Queen Anne resident Joe Booth has made the Vidya Books application for iOS devices that allows readers to interact with the story as the lines of text appear on the device. It’s described as a novel that you play and a book that’s a game. Readers become an essential part of the storyline. A swipe of the screen at the end of a paragraph can take the main character down a different path in the story. A quick response is needed to help the main character fight villains along the way.
Instead of using big launches for funding like he once did at Microsoft, Booth launched a Kickstarter campaign on March 15 and was able to reach his goal of $10,000 in days. There are incentives for parents, teachers and researchers: If they pledge more than $5, they will get a copy of the first book on the iPad and iPhone; for $25, their school, library or academic researcher is provided with five books through the Free Vidya Books Program. Based on the pledging so far, almost 1,000 books will be given to school libraries and researchers.
The project, which funded Tuesday, April 16, raised $15,175 in pledges from 350 backers.
Booth said the funding has made a world of difference, laying out a foundation for the next installment and attracting more creative writers and supporters.
Getting engaged in reading
Booth is a video-game veteran. Before Vidya Books, he worked at Microsoft Studios, Electronic Arts Canada and Ubisoft, working on popular games like FIFA soccer, Nike Fitness and Need for Speed.
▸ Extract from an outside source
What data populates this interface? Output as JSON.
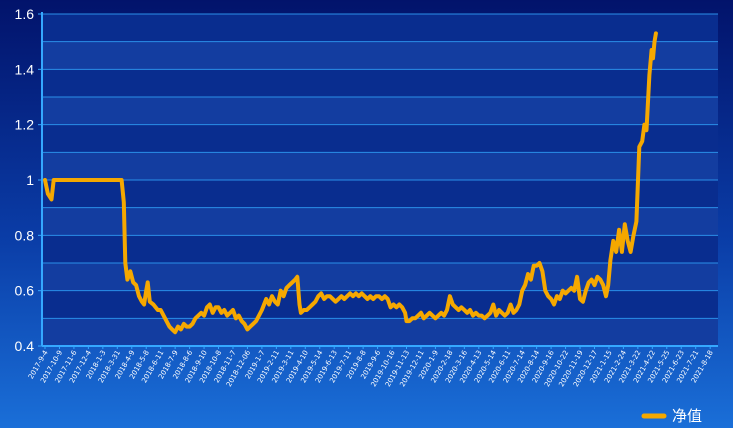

He spent a few years searching for the next chapter in his career, he said, and he fell in love with the idea of applying what he learned with video games to help kids learn.
“Children are more likely to learn if there are multiple repetitions of something. If they are predisposed at the cognitive level, it’s more likely to stick,” Booth said, pointing to the results of research around background knowledge. “If they believe they are going to be successful in class, then it turns out they are more likely to be successful, incredibly successful; in fact, it’s one of the key indicators.”
The first book is an Indiana Jones-themed adventure. It was well-received by parents and students at Booth’s recent open house, which drew 170 people through Facebook, friends and word-of mouth. Booth said he was worried at first how parents would respond to it, as it strayed from the traditional book. But he said it resonated well with the parents, especially since their children found it much easier to engage themselves in an interactive platform like the iPad.
Booth said his 9-year-old son, who at first had trouble with reading, is his No. 1 tester.
“It’s a joy as a parent to find yourself shouting at your kids to stop reading a book. It’s really good to see your kids develop this joy of reading,” he said.
Booth also tested the first book at Queen Anne Elementary School, where he is a parent and PTA board member. He said kids in the classroom felt it was natural for a book to be interactive. The main question for them was when the next book would be coming out.
Teachers were excited about the possibility of offering new ways for kids to learn.
“Teachers recognize that children learn in different ways. They are looking for a breadth of tools,” Booth said. “They need different tools for different problems because kids don’t learn in a single way.”
Niki Fischer, a special-education teacher at Queen Anne Elementary School, works with many children who have reading disabilities like dyslexia.
“I’m excited for my students to have access to Vidya Books. I think the obvious benefit is furthering engagement in reading: We know that the more children read, the better readers they become,” Fischer said. “If a child dislikes reading, it takes a lot for them to become engaged in reading and practice more. Vidya Books could potentially further that engagement and keep kids reading.”
An interactive layer to reading
Booth said he initially didn’t know whether the application was a video game or a book. Testers unanimously agreed that it was a book but with an interactive touch that can’t be replicated in the traditional paperback.
“Vidya Books are just so unusual and satisfying to read,” said Queen Anne Elementary parent Paul Hughes, who experienced Vidya Books when Booth demonstrated it to students and parents. “Traditional books are already immersive, of course — like everybody has lost themselves in a story. But Vidya Books add this tactile, visual, interactive layer on top of that experience. I think that combination can be really successful at making books more ‘sticky’ for kids.”
Booth said that there is something about the tablet as a device that works very well for schools.
“If you think about how media changes — how storytelling went from plays to films — it took decades for that medium to change. I think the shift from paper to an interactive device dwarfs that shift between the play and the film,” Booth said. “We’re scratching at the surface of what this really could be.”
The next phase for Vidya Books is acquiring licensed games like “Red Dead Redemption” and “Assassin’s Creed.” Booth said there is great content in these games that is age-appropriate — not to mention that it’s a good way to reach kids because it exposes them to a platform that they are familiar with.
He said he would also like to include popular children’s books like “Harry Potter,” “Star Wars” and “The Hunger Games.”
Another area Booth wants to explore is classic books, an idea from teachers and parents, who said they wouldn’t mind experiencing novels like “Robinson Crusoe” in the interactive platform Vidya Books provides.